HAYVANLAR HARİTADA İŞARETLENİP KATLEDİLİYOR
Havrita’nın, vatandaşların köpek sürülerine karşı dikkatli olmasını amaçladığı iddia ediliyor. Ancak Aktivist Zülal Kalkandelen uygulamayla köpeklerin haritada işaretlenip doğrudan hedef olarak gösterildiğini ve sonra katledildiklerini belirtti. Sosyal medyada kullanıcılar da ‘Harita 11 Mayıs’ta açıldığından beri öldürme, ağaca asma gibi vahşet olayları arttı’ tepkisini gösterdi.

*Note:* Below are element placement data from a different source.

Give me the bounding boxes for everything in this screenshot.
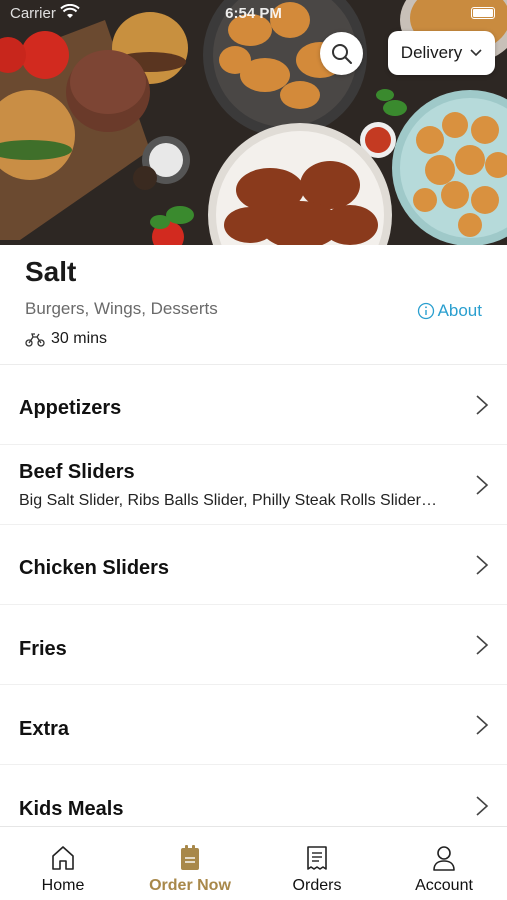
chevron-right-icon: [476, 635, 489, 655]
chevron-right-icon: [476, 395, 489, 415]
category-item-beef-sliders[interactable]: Beef Sliders Big Salt Slider, Ribs Balls…: [0, 445, 507, 525]
category-item-chicken-sliders[interactable]: Chicken Sliders: [0, 525, 507, 605]
chevron-right-icon: [476, 555, 489, 575]
bottom-tab-bar: Home Order Now Orders Account: [0, 826, 507, 900]
chevron-right-icon: [476, 796, 489, 816]
tab-label: Order Now: [149, 877, 231, 894]
delivery-eta: 30 mins: [25, 330, 107, 348]
category-title: Appetizers: [19, 397, 122, 419]
tab-label: Orders: [292, 877, 342, 894]
category-title: Beef Sliders: [19, 461, 135, 483]
hero-image: Carrier 6:54 PM Delivery: [0, 0, 507, 245]
category-item-appetizers[interactable]: Appetizers: [0, 365, 507, 445]
chevron-right-icon: [476, 715, 489, 735]
category-title: Extra: [19, 718, 70, 740]
search-button[interactable]: [320, 32, 363, 75]
tab-home[interactable]: Home: [0, 827, 126, 900]
tab-label: Account: [415, 877, 473, 894]
category-subtitle: Big Salt Slider, Ribs Balls Slider, Phil…: [19, 492, 437, 509]
receipt-icon: [307, 846, 327, 870]
scooter-icon: [25, 333, 45, 347]
about-label: About: [437, 301, 482, 320]
info-icon: [417, 302, 434, 320]
tab-account[interactable]: Account: [381, 827, 507, 900]
chevron-down-icon: [470, 49, 482, 57]
account-icon: [433, 846, 455, 871]
search-icon: [331, 43, 352, 64]
home-icon: [52, 846, 74, 870]
delivery-mode-dropdown[interactable]: Delivery: [388, 31, 495, 75]
about-link[interactable]: About: [417, 301, 482, 321]
restaurant-cuisines: Burgers, Wings, Desserts: [25, 299, 218, 318]
eta-label: 30 mins: [51, 330, 108, 347]
category-title: Kids Meals: [19, 798, 124, 820]
order-bag-icon: [181, 845, 199, 870]
status-bar: Carrier 6:54 PM: [0, 0, 507, 28]
tab-order-now[interactable]: Order Now: [127, 827, 253, 900]
status-time: 6:54 PM: [225, 5, 282, 22]
category-title: Chicken Sliders: [19, 557, 170, 579]
category-item-fries[interactable]: Fries: [0, 605, 507, 685]
category-title: Fries: [19, 638, 67, 660]
delivery-mode-label: Delivery: [400, 43, 463, 62]
tab-label: Home: [41, 877, 85, 894]
battery-icon: [471, 7, 495, 19]
category-item-extra[interactable]: Extra: [0, 685, 507, 765]
chevron-right-icon: [476, 475, 489, 495]
tab-orders[interactable]: Orders: [254, 827, 380, 900]
restaurant-name: Salt: [25, 256, 77, 287]
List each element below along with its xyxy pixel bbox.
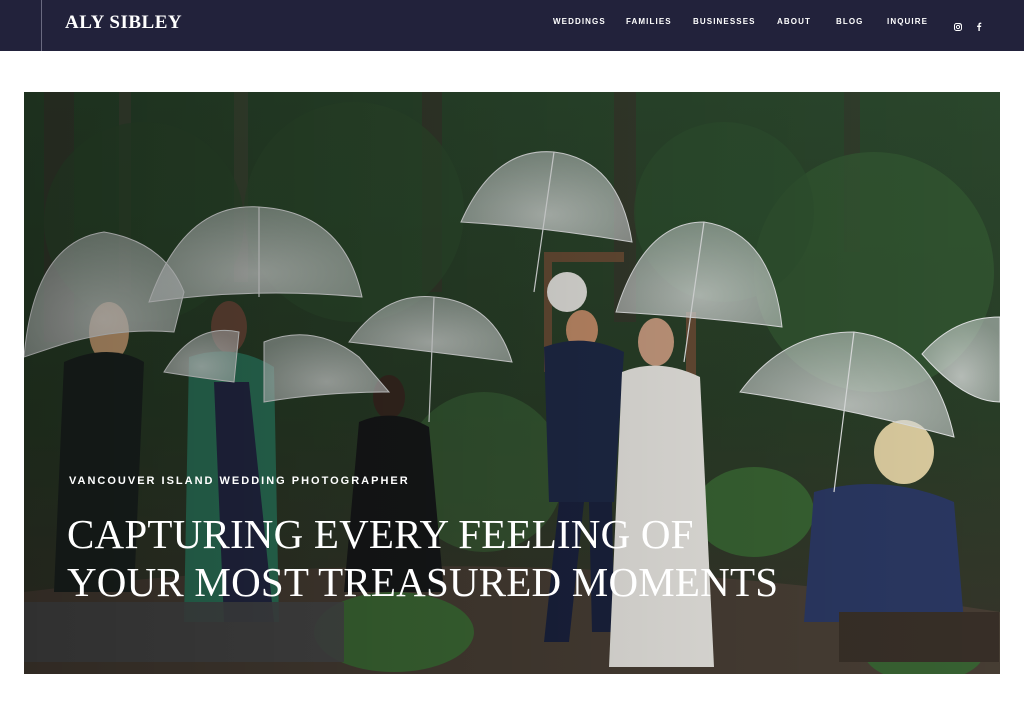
facebook-icon[interactable]	[976, 18, 982, 36]
nav-families[interactable]: FAMILIES	[626, 17, 672, 26]
site-logo[interactable]: ALY SIBLEY	[65, 12, 182, 34]
instagram-icon[interactable]	[954, 18, 962, 36]
hero-heading: CAPTURING EVERY FEELING OF YOUR MOST TRE…	[67, 510, 778, 606]
nav-blog[interactable]: BLOG	[836, 17, 864, 26]
header-divider	[41, 0, 42, 51]
site-header: ALY SIBLEY WEDDINGS FAMILIES BUSINESSES …	[0, 0, 1024, 51]
hero-section: VANCOUVER ISLAND WEDDING PHOTOGRAPHER CA…	[24, 92, 1000, 674]
nav-inquire[interactable]: INQUIRE	[887, 17, 928, 26]
hero-heading-line-2: YOUR MOST TREASURED MOMENTS	[67, 559, 779, 605]
nav-about[interactable]: ABOUT	[777, 17, 811, 26]
nav-businesses[interactable]: BUSINESSES	[693, 17, 756, 26]
hero-eyebrow: VANCOUVER ISLAND WEDDING PHOTOGRAPHER	[69, 475, 410, 487]
hero-heading-line-1: CAPTURING EVERY FEELING OF	[67, 511, 694, 557]
nav-weddings[interactable]: WEDDINGS	[553, 17, 606, 26]
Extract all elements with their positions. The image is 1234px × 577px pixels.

KATLİAM HARİTASINI HEMEN ENGELLEYİN
Sokakta yaşayan hayvanlara yönelik şiddet, işkence ve katliamlar; kurum ve kuruluşların denetimlerinin yetersizliği, belediyelerin sorumluluklarını yapma noktasındaki eksikliği, cezasızlık gibi nedenler dolayısıyla katlanarak artıyor. Antalya Muratpaşa’ya bağlı Meydankavağı Mahallesi’nde 9 Ağustos’tan bu yana 30 kedi ve köpek öldü. Belediye yetkilileri ölümlerin gerçekleştiği alanda ‘tehlikeli (zehirli) zirai madde’ tespit edildiğini açıkladı. Katliamın ardından 11 Mayıs’ta erişime açılan ‘Havrita’ adlı internet sitesi sosyal medyada gündem oldu. Sokak köpeklerinin bulunduğu bölgelerin kullanıcılar tarafından işaretlendiği ve fotoğraflandığı, ‘Başıboş Köpek Haritası’ olarak tanımlanan site nedeniyle çok sayıda köpeğin öldürüldüğü iddia edildi. Antalya’da katliamın yaşandığı mahallenin de söz konusu internet sitesi üzerinde daha önceden işaretlenmiş olduğu ortaya çıktı. Change.org’da hayvanseverler ‘Yaşam alanları fişleniyor. Bu harita açıldığından beri, zehirlemeler, kurşuna dizmeler, ölü köpekleri ağaçlara asmalar gibi çeşitli işkenceler arttı’ tepkisiyle sitenin kapatılması için imza kampanyası başlattı. Twitter’da da #HavritaKapatılsın etiketi kısa sürede TT listesinde üst sıralara yerleşti.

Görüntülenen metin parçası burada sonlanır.